Nausées, maux de tête... une microalgue toxique fait trembler le Pays basque
Chaque été, le retour de la microalgue Ostreopsis sur la côte basque questionne sur la qualité des eaux de baignade. Les collectivités tâtonnent sur les mesures face à cette prolifération aux origines encore mal connues.
Une microalgue nommée Ostreopsis a été identifiée sur la côte basque, notamment dans les communes de Biarritz, Anglet et Saint-Jean-de-Luz. Cette algue microscopique, invisible à l'œil nu, produit des toxines pouvant affecter la santé humaine. Les premiers signalements de symptômes comme des nausées, des maux de tête ou des irritations cutanées remontent à l'été 2023, mais les analyses récentes confirment sa présence. Les scientifiques soulignent que Ostreopsis se développe particulièrement dans les eaux chaudes et peu profondes, favorisées par le réchauffement climatique et la pollution des eaux. Les autorités locales surveillent désormais la situation de près pour évaluer les risques sanitaires et environnementaux.
Les toxines produites par Ostreopsis peuvent provoquer des troubles variés chez l'humain, allant de symptômes bénins comme des maux de tête, des nausées ou des irritations des yeux et de la peau, à des complications plus graves en cas d'exposition prolongée. Les personnes les plus vulnérables, comme les enfants, les personnes âgées ou celles souffrant de problèmes respiratoires, sont particulièrement exposées. En 2023, plusieurs cas ont été recensés sur la côte basque, incitant les autorités à alerter la population. Les scientifiques précisent que les effets dépendent de la durée et de l'intensité de l'exposition, mais insistent sur la nécessité de limiter les contacts avec l'eau contaminée.

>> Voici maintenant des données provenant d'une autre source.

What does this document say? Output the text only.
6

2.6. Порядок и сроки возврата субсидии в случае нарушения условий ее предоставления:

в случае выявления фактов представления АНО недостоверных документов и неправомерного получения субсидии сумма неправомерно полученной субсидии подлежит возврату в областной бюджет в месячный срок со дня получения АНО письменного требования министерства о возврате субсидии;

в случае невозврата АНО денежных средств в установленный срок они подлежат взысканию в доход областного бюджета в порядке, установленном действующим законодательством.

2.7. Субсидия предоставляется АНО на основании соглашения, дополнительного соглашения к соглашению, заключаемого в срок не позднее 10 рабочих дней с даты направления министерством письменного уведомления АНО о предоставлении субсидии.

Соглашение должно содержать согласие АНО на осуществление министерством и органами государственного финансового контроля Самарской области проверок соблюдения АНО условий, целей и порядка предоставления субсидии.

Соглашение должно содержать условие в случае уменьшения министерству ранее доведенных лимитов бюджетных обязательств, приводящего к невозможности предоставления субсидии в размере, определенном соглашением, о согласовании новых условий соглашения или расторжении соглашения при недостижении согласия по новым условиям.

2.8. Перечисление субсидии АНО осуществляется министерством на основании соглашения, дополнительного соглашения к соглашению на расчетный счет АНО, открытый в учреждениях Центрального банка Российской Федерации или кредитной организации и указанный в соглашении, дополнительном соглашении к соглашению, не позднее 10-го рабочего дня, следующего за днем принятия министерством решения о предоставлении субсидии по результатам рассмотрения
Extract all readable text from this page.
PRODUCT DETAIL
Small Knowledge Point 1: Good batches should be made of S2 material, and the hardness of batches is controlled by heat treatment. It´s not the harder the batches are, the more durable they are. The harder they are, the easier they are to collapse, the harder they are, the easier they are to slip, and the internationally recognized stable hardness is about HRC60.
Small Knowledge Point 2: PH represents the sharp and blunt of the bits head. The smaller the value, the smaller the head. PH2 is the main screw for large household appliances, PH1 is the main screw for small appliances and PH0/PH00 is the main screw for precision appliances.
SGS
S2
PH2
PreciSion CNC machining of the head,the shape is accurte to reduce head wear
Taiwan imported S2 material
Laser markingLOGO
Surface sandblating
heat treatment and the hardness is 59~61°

La prolifération de Ostreopsis est liée à plusieurs facteurs environnementaux, dont l'augmentation des températures des eaux, la pollution marine (rejets agricoles ou urbains) et la modification des courants marins. Cette microalgue, originaire des régions tropicales, s'étend désormais vers des zones tempérées comme le Pays basque en raison du réchauffement climatique. Les scientifiques notent que sa présence est souvent associée à des épisodes de marées vertes, bien que Ostreopsis ne soit pas une algue verte mais une dinoflagellée, un groupe d'algues microscopiques. Son développement rapide rend sa gestion complexe pour les autorités.
Face à cette situation, les collectivités locales et les services de l'État ont mis en place des mesures de surveillance et d'information. En 2023, des prélèvements d'eau ont été effectués pour analyser la concentration en toxines, et des panneaux d'avertissement ont été installés sur les plages concernées. Cependant, les associations environnementales critiquent le manque de transparence et de moyens alloués à la recherche sur cette microalgue. Elles demandent une meilleure coordination entre les acteurs locaux et nationaux pour anticiper les risques futurs et protéger les écosystèmes marins.
La présence de Ostreopsis pourrait avoir des conséquences économiques pour le tourisme et les activités liées à la mer sur la côte basque. Les plages concernées pourraient voir leur fréquentation diminuer en raison des craintes sanitaires, ce qui affecterait les commerces locaux et les professionnels du secteur. En 2023, certaines communes ont déjà signalé une baisse de fréquentation touristique pendant l'été. Les acteurs économiques locaux appellent à des solutions durables pour préserver l'attractivité de la région, tout en garantissant la sécurité des habitants et des visiteurs.
Les scientifiques et les autorités travaillent sur plusieurs pistes pour limiter la prolifération de *Ostreopsis* et ses effets. Parmi les solutions envisagées, on trouve le renforcement des systèmes de traitement des eaux usées, la réduction des rejets polluants dans la mer, et le développement de modèles prédictifs pour anticiper les épisodes de prolifération. Des recherches sont également menées pour mieux comprendre le cycle de vie de cette microalgue et identifier ses prédateurs naturels. Cependant, ces solutions nécessitent des investissements importants et une collaboration internationale, en raison de la dimension transfrontalière du phénomène.